As described in the paper "Preclinical Development of MGC018, a Duocarmycin-based Antibody-drug Conjugate Targeting B7-H3 for Solid Cancer," the authors report on preclinical studies that showed that MGC018 mediated specific in vitro killing across a range of B7-H3-expressing solid tumor cell types. Furthermore, the preclinical studies showed that MGC018 mediated bystander in vitro killing of B7-H3-negative tumor cells in the presence of B7-H3-positive tumor cells.

MGC018 displayed potent antitumor activity in preclinical tumor xenograft models of breast, ovarian and lung cancer, as well as melanoma. Additionally, antitumor activity was observed toward patient-derived tumor xenograft models of breast, prostate and head and neck cancer displaying heterogeneous expression of B7-H3. Importantly, MGC018 exhibited an acceptable pharmacokinetic and safety profile in cynomolgus monkeys following repeat-dose administration.

"With its overexpression on a wide range of solid cancers but limited presence on normal tissues, B7-H3 is an attractive candidate for an ADC-targeting approach," said Deryk Loo, Ph.D., Senior Director of Research at MacroGenics and the lead author of the paper. "The published preclinical antitumor activity data and safety profile provided evidence of a potentially favorable therapeutic index to support the development of MGC018 for the treatment of solid tumors."
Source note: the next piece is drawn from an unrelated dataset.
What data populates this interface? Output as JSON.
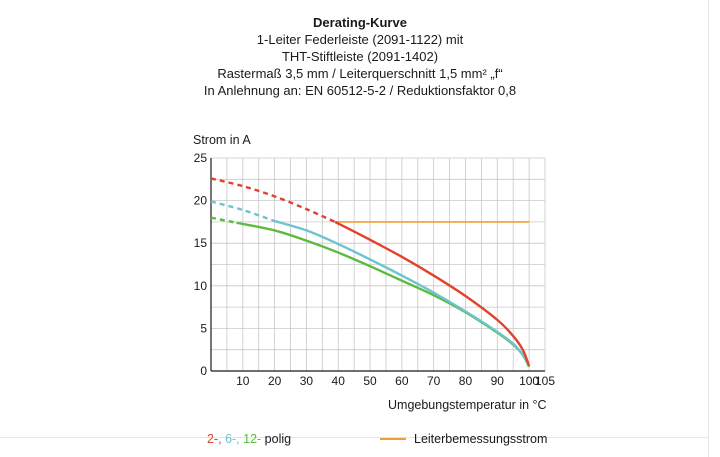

Scott Koenig, M.D., Ph.D., President and CEO of MacroGenics, further commented: "Encouraged by the MGC018 interim clinical dose escalation data presented at ASCO (Free ASCO Whitepaper) in May, we have recently initiated recruitment of patients with metastatic castration-resistant prostate, triple negative breast and non-small cell lung cancers in the dose expansion portion of the Phase 1 clinical study. We expect to provide an update on this study next year."

About MGC018

MGC018 is comprised of an anti-B7-H3 humanized IgG1/kappa monoclonal antibody conjugated via a cleavable linker to the prodrug seco-DUocarmycin hydroxyBenzamide Azaindole (DUBA; licensed from Byondis, B.V.), with an average drug-to-antibody ratio (DAR) of ~2.7. DUBA is an alkylating agent that can damage DNA in both dividing and non-dividing cells, causing cell death. MGC018 is being evaluated in a Phase 1 study (NCT03729596). Preliminary clinical results from the dose escalation portion of this study were presented at the 2020 American Society for Clinical Oncology (ASCO) (Free ASCO Whitepaper) Scientific Program. MacroGenics retains full worldwide rights to MGC018.